La matrice de PLCL, à laquelle les chercheurs ont ajouté du collagène et de l'hydroxyapatite, offre un milieu accueillant pour les cellules qui produisent le tissu osseux. En médaillon, une coupe transversale de cette matrice en révèle la structure poreuse, semblable à celle de l'os.
— Mahmoud Rouabhia
Les traumatismes, anomalies congénitales, résections de tissus cancéreux et maladies parodontales sont autant de problèmes qui nécessitent des greffes de tissus osseux. Prélever un morceau d'os sur un patient pour le greffer sur une autre partie de son corps pose toutefois de nombreux problèmes qui pourraient être évités en produisant du tissu osseux in vitro. «Notre objectif est de créer un équivalent d'os qui peut être greffé sur un patient, qui peut favoriser la prolifération des cellules productrices de tissu osseux – les ostéoblastes – et qui peut ensuite se résorber pour faire place au tissu osseux natif», résume Mahmoud Rouabhia.

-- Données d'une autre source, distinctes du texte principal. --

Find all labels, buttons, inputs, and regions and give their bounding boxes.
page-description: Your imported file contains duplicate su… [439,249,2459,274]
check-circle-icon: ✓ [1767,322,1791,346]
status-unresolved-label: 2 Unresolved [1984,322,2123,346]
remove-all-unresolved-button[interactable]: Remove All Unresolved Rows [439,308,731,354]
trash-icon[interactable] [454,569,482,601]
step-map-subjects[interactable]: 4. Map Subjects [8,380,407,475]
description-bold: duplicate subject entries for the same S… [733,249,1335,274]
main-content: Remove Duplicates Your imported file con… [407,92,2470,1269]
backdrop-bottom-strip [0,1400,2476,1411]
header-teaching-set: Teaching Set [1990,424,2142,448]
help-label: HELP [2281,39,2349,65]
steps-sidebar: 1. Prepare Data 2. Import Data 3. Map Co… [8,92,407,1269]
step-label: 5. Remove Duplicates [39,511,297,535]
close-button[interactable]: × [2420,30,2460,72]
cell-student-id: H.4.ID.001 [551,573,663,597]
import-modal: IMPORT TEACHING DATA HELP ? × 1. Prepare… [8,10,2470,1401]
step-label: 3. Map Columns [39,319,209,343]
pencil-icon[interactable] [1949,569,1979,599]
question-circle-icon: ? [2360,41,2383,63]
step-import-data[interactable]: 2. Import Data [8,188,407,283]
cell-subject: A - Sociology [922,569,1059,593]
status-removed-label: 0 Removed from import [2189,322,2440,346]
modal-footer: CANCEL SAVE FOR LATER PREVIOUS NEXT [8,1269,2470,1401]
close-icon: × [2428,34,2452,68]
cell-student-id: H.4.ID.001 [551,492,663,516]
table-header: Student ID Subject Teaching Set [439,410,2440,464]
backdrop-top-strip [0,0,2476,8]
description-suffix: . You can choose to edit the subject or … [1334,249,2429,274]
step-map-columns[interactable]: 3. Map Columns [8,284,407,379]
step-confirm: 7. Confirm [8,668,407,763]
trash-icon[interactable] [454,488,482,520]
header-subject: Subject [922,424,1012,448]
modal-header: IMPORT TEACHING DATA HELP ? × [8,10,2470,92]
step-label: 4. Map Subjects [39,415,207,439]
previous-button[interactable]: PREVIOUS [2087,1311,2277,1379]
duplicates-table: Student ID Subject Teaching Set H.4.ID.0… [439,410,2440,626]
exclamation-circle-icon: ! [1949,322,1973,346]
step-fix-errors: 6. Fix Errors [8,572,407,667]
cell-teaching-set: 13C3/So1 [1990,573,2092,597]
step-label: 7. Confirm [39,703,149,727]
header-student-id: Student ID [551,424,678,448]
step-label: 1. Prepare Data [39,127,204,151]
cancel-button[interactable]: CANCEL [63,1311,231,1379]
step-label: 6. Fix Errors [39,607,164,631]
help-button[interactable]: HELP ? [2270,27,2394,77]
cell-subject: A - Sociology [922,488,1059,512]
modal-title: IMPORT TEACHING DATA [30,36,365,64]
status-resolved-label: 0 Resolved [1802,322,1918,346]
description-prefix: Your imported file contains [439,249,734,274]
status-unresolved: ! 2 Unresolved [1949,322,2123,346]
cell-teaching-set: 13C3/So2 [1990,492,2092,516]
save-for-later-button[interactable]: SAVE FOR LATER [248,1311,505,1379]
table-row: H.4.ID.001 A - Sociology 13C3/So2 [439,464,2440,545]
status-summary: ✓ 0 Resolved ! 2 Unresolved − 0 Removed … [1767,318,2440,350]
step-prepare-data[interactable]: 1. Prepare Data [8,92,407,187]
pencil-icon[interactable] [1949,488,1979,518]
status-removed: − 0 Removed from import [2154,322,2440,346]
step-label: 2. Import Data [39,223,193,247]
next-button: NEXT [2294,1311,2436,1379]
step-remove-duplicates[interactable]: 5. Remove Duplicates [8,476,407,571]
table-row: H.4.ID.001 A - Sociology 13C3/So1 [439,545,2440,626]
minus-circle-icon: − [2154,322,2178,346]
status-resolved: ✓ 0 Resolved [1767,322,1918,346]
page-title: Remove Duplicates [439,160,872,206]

La première étape de cette recette consiste à trouver une matrice qui convient aux besoins des ostéoblastes. Tout comme l'os, ce matériau doit être poreux et accueillant pour les cellules responsables de l'ossification. Les essais menés jusqu'à présent avec le copolymère PLCL donnaient des résultats encourageants à un détail près: les ostéoblastes n'avaient pas d'affinité avec ce matériau. L'équipe du GREB a eu l'idée d'y ajouter deux composés qui se trouvent dans l'environnement naturel de l'os: le collagène et l'hydroxyapatite.
Autre détail important à régler: où se procurer les cellules souches à l'aide desquelles on ensemence cette matrice? «Il y a des cellules souches génératrices d'ostéoblastes dans les cordons ombilicaux, le tissu adipeux, les muscles, le coeur, le derme et la moelle osseuse, souligne le professeur Rouabhia, mais nous avons eu l'idée de tester une autre source potentielle: la pulpe dentaire. On trouve là une population très homogène de cellules qui peuvent être différenciées en ostéoblastes plus rapidement que les cellules souches d'autres provenances. C'est une caractéristique qui pourrait être avantageuse lorsque l'état d'un patient exige une intervention rapide.»
Six personnes qui s'étaient fait enlever une dent de sagesse ont consenti à ce que celles-ci soient utilisées aux fins de cette étude. Les tests in vitro menés à l'aide de la matrice conçue par les chercheurs montrent que les cellules souches de la pulpe dentaire se différencient en ostéoblastes, s'installent rapidement sur la matrice, y adhèrent bien et envahissent ses pores.
De plus, les chercheurs ont découvert que ces cellules expriment certains gènes associés à la production d'os et qu'elles synthétisent les constituantes de base du tissu osseux. «Notre modèle fonctionne in vitro, constate le professeur Rouabhia. La prochaine étape consiste à démontrer que le tissu osseux ainsi produit peut favoriser la réparation et la régénération de l'os dans un modèle animal.»